Eeuwig tussen hemel en aarde Sammy Moussa, een van de grote Canadese componisten van zijn generatie, versmelt met A Globe Itself Infolding uit 2016 het hemelse en het aardse. De poëzie van de ‘vrome religiecriticus’ William Blake en het visioen van profeet Ezechiël in het Oude Testament (Ezechiël I:4-6 en 15-16) vormen daarbij de leidraad. Blake omschreef in zijn epische gedicht Milton ‘a globe itself infolding, like a sun’ en Ezechiël zag ‘een wiel dat draait in een wiel’ en vuur dat in zichzelf vouwt.
In de eerste helft van het stuk speelt het orgel als een onafhankelijke kracht tegen de achtergrond van het orkest, totdat het na een korte cadens geleidelijk aan het orkest wordt ingezogen. Halverwege raken de rollen omgekeerd. ‘Het orgel geeft alle impulsen, maar er is een zekere ambiguïteit aan zijn palet toegevoegd: je vraagt je soms af of de kleuren van het orgel vermengen met die van het orkest of dat het juist het orkest is dat het orgel kleurt’, aldus Moussa. Het stuk eindigt zoals het begint, waardoor een ‘loop’ ontstaat en de muziek tot in de eeuwigheid kan klinken.
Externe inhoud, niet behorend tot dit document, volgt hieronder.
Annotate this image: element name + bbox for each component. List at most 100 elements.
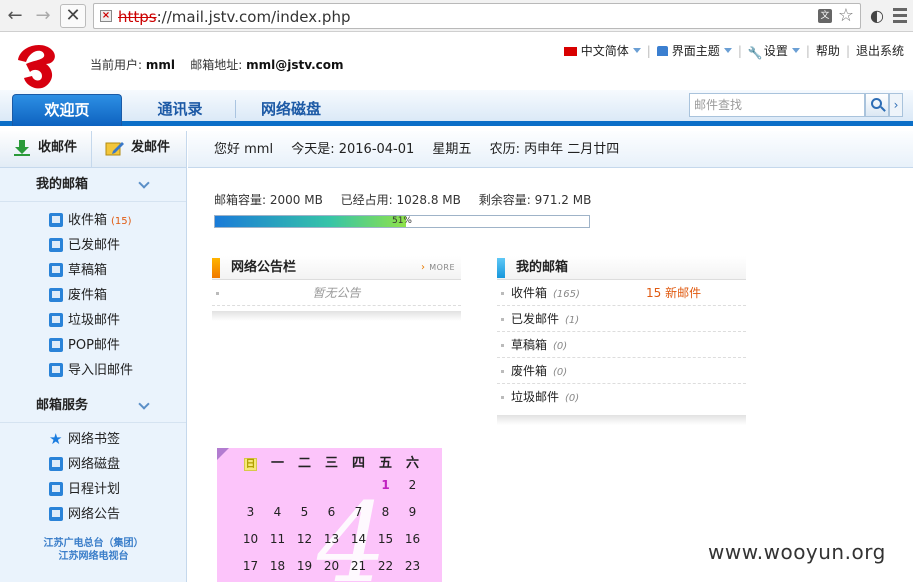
my-mailbox-section[interactable]: 我的邮箱	[0, 168, 186, 202]
mail-search-input[interactable]	[689, 93, 865, 117]
mailbox-header: 我的邮箱	[497, 256, 746, 280]
calendar-day[interactable]: 19	[291, 556, 318, 582]
extension-icon[interactable]: ◐	[866, 5, 888, 27]
sidebar-item-inbox[interactable]: 收件箱 (15)	[0, 208, 186, 233]
sidebar-item-schedule[interactable]: 日程计划	[0, 477, 186, 502]
sidebar-item-notices[interactable]: 网络公告	[0, 502, 186, 527]
user-info: 当前用户: mml 邮箱地址: mml@jstv.com	[90, 56, 344, 73]
stop-icon[interactable]: ✕	[60, 4, 86, 28]
footer-org: 江苏广电总台（集团）	[43, 538, 144, 549]
address-bar[interactable]: × https://mail.jstv.com/index.php 文 ☆	[93, 3, 861, 29]
search-options-button[interactable]: ›	[889, 93, 903, 117]
calendar-day[interactable]: 17	[237, 556, 264, 582]
mail-services-section[interactable]: 邮箱服务	[0, 389, 186, 423]
theme-menu[interactable]: 界面主题	[651, 42, 738, 59]
sidebar-item-pop[interactable]: POP邮件	[0, 333, 186, 358]
calendar-day[interactable]: 14	[345, 529, 372, 556]
calendar-day[interactable]: 21	[345, 556, 372, 582]
calendar-day[interactable]: 8	[372, 502, 399, 529]
watermark: www.wooyun.org	[708, 540, 886, 564]
translate-icon[interactable]: 文	[818, 9, 832, 23]
mailbox-row-junk[interactable]: 垃圾邮件 (0)	[497, 384, 746, 410]
back-icon[interactable]: ←	[5, 6, 25, 26]
calendar-day[interactable]: 10	[237, 529, 264, 556]
help-link[interactable]: 帮助	[810, 42, 846, 59]
bulletin-empty: 暂无公告	[212, 280, 461, 306]
search-button[interactable]	[865, 93, 889, 117]
tab-netdisk[interactable]: 网络磁盘	[246, 94, 336, 126]
sidebar-item-import[interactable]: 导入旧邮件	[0, 358, 186, 383]
calendar-day[interactable]: 7	[345, 502, 372, 529]
forward-icon[interactable]: →	[33, 6, 53, 26]
sidebar-item-netdisk[interactable]: 网络磁盘	[0, 452, 186, 477]
calendar-day[interactable]: 15	[372, 529, 399, 556]
speaker-icon	[49, 507, 63, 521]
calendar-today[interactable]: 1	[372, 475, 399, 502]
footer-site: 江苏网络电视台	[58, 551, 129, 562]
calendar-day[interactable]: 4	[264, 502, 291, 529]
chevron-down-icon	[791, 48, 800, 53]
calendar-day[interactable]: 11	[264, 529, 291, 556]
calendar-day[interactable]: 3	[237, 502, 264, 529]
calendar-day[interactable]: 6	[318, 502, 345, 529]
current-user-label: 当前用户:	[90, 58, 143, 72]
sidebar-footer: 江苏广电总台（集团） 江苏网络电视台	[0, 537, 187, 563]
sidebar-item-bookmarks[interactable]: ★ 网络书签	[0, 427, 186, 452]
calendar-day[interactable]: 2	[399, 475, 426, 502]
mailbox-row-deleted[interactable]: 废件箱 (0)	[497, 358, 746, 384]
main-tabbar: 欢迎页 通讯录 网络磁盘 ›	[0, 90, 913, 126]
receive-mail-button[interactable]: 收邮件	[0, 131, 92, 167]
chevron-down-icon	[632, 48, 641, 53]
calendar-day[interactable]: 16	[399, 529, 426, 556]
mail-address-label: 邮箱地址:	[190, 58, 243, 72]
calendar-day[interactable]: 22	[372, 556, 399, 582]
tab-divider	[235, 100, 236, 118]
mailbox-row-sent[interactable]: 已发邮件 (1)	[497, 306, 746, 332]
calendar-day[interactable]: 5	[291, 502, 318, 529]
calendar-day[interactable]: 13	[318, 529, 345, 556]
quota-remaining: 剩余容量: 971.2 MB	[478, 193, 592, 207]
shirt-icon	[656, 46, 668, 56]
calendar-weekday: 四	[351, 456, 365, 471]
lunar-date: 农历: 丙申年 二月廿四	[489, 142, 620, 157]
quota-percent: 51%	[391, 216, 412, 226]
calendar-weekday: 三	[324, 456, 338, 471]
sidebar-item-junk[interactable]: 垃圾邮件	[0, 308, 186, 333]
download-icon	[14, 140, 30, 156]
logout-link[interactable]: 退出系统	[850, 42, 910, 59]
sidebar-item-drafts[interactable]: 草稿箱	[0, 258, 186, 283]
mail-address: mml@jstv.com	[246, 58, 344, 72]
sidebar: 收邮件 发邮件 我的邮箱 收件箱 (15) 已发邮件 草稿箱 废件箱 垃圾邮件 P…	[0, 131, 187, 582]
drafts-icon	[49, 263, 63, 277]
bookmark-star-icon[interactable]: ☆	[838, 5, 854, 26]
bulletin-more-link[interactable]: MORE	[421, 262, 455, 273]
bulletin-panel: 网络公告栏 MORE 暂无公告	[212, 256, 461, 306]
mailbox-panel: 我的邮箱 收件箱 (165) 15 新邮件 已发邮件 (1) 草稿箱 (0) 废件箱 (0…	[497, 256, 746, 410]
compose-mail-button[interactable]: 发邮件	[93, 131, 186, 167]
calendar-day[interactable]: 18	[264, 556, 291, 582]
tab-contacts[interactable]: 通讯录	[135, 94, 225, 126]
browser-menu-icon[interactable]	[893, 5, 909, 27]
mailbox-row-inbox[interactable]: 收件箱 (165) 15 新邮件	[497, 280, 746, 306]
calendar-weekday: 二	[297, 456, 311, 471]
mailbox-row-drafts[interactable]: 草稿箱 (0)	[497, 332, 746, 358]
new-mail-link[interactable]: 15 新邮件	[646, 280, 701, 306]
import-icon	[49, 363, 63, 377]
insecure-lock-icon[interactable]: ×	[100, 10, 112, 22]
calendar-day[interactable]: 12	[291, 529, 318, 556]
settings-menu[interactable]: 🔧设置	[742, 42, 806, 59]
calendar-weekday: 一	[270, 456, 284, 471]
calendar-day[interactable]: 9	[399, 502, 426, 529]
jstv-logo	[18, 45, 55, 89]
sidebar-item-deleted[interactable]: 废件箱	[0, 283, 186, 308]
china-flag-icon	[563, 47, 577, 56]
tab-welcome[interactable]: 欢迎页	[12, 94, 122, 126]
url-text[interactable]: https://mail.jstv.com/index.php	[118, 8, 350, 26]
language-menu[interactable]: 中文简体	[558, 42, 647, 59]
calendar-weekday: 日	[244, 458, 257, 471]
sidebar-item-sent[interactable]: 已发邮件	[0, 233, 186, 258]
disk-icon	[49, 457, 63, 471]
sidebar-actions: 收邮件 发邮件	[0, 131, 186, 168]
calendar-day[interactable]: 23	[399, 556, 426, 582]
calendar-day[interactable]: 20	[318, 556, 345, 582]
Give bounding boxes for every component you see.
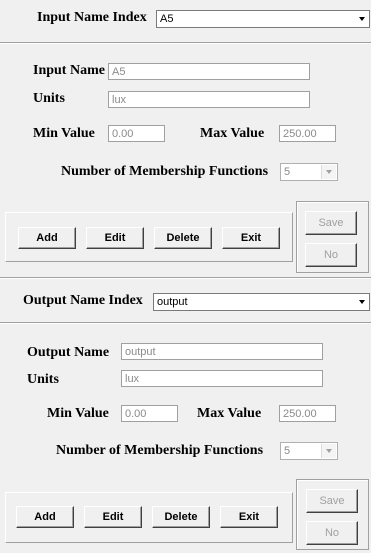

Boodschap tussen de sterren
De in Nederland woonachtige Californische pianist, componist en musicoloog Heather
Pinkham richtte haar blik op de sterren met haar pianoconcert Nowhere and No-When uit 2018. Ze schreef het voor Ralph van Raat, die zich als pianist én piloot graag tussen hemel en aarde beweegt. Het uitgangspunt van de compositie is de Fermi-paradox, die de grote statistische waarschijnlijkheid van het bestaan van intelligent buitenaards leven contrasteert met het gebrek aan bewijs daarvoor.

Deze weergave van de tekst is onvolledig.